Осиновая корона
Шрифт:
— Сар-Ту, послушай, я сам не знаю, о чём ты…
— А вдобавок стало пропадать мясо. Запасы вышли на три дня раньше, чем расчёт был, — Сар-Ту опять покачал головой; его жёсткие патлы, вряд ли знакомые с мылом и гребнем, укоризненно заколыхались. — Для «Русалки» я лично расчёт веду, Шун-Ди-Сан, да и ты в этом деле не промах. Ни разу такого не было. И не могло быть, если б всё шло как положено.

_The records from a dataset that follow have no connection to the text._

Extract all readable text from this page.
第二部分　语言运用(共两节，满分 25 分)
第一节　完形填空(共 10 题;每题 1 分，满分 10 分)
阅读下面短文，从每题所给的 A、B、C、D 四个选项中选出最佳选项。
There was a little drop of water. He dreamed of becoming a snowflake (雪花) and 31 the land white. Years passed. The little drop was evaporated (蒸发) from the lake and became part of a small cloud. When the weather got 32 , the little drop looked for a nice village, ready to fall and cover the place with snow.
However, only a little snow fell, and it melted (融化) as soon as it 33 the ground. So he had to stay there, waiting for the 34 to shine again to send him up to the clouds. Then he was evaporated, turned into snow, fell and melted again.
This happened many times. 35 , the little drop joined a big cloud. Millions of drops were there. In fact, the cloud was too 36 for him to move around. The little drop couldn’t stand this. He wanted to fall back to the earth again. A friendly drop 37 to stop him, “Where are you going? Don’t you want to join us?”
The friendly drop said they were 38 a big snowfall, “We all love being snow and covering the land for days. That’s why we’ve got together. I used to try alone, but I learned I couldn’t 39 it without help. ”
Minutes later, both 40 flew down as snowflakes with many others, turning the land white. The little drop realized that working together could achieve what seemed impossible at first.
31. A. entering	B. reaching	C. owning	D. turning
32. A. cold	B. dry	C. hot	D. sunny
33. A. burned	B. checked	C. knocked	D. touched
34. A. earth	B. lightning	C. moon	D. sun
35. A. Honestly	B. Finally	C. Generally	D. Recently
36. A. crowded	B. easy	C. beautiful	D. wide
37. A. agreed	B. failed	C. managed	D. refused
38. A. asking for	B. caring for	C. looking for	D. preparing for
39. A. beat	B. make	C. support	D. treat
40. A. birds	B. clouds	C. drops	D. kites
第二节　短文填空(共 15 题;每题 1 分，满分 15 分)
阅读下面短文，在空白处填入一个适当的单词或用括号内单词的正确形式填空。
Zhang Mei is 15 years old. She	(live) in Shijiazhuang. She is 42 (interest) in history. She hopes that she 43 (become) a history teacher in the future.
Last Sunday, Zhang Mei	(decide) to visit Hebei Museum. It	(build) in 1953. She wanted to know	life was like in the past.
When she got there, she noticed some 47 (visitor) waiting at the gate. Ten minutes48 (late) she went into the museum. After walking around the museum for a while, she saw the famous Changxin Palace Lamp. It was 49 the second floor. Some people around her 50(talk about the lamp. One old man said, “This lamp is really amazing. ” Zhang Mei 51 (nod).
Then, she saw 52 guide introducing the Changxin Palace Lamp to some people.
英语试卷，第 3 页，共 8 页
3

Шун-Ди затравленно вздохнул и плотнее запахнул плащ. Холодало. Хотя Сар-Ту не двигался с места, ему упорно казалось, что великан теснит его к перилам, к краю палубы, и мечтает отправить вниз — чтобы наниматель поглотал прибрежную гальку.
— Что ж, наверное,
— Ты не должен был водиться с этим, — в одно слово бывший пират вложил столько отвращения — будто говорил о жизни на суше или чистенькой чиновничьей службе на каких-нибудь отдалённых островах. — С этим… Менестрелишкой. Или кто он там, уж не знаю и знать не хочу. Но теперь уже поздно, да и твоё это дело, Шун-Ди-Сан. За твоего отца я бы сам себя нарезал на ужин для акул, — взгляд Сар-Ту потемнел; он сжал кулаки, и косточки браслетов сухо брякнули друг об друга. Шун-Ди сразу понял: это вовсе не шутка и не преувеличение. — Нарезал бы и поджарил.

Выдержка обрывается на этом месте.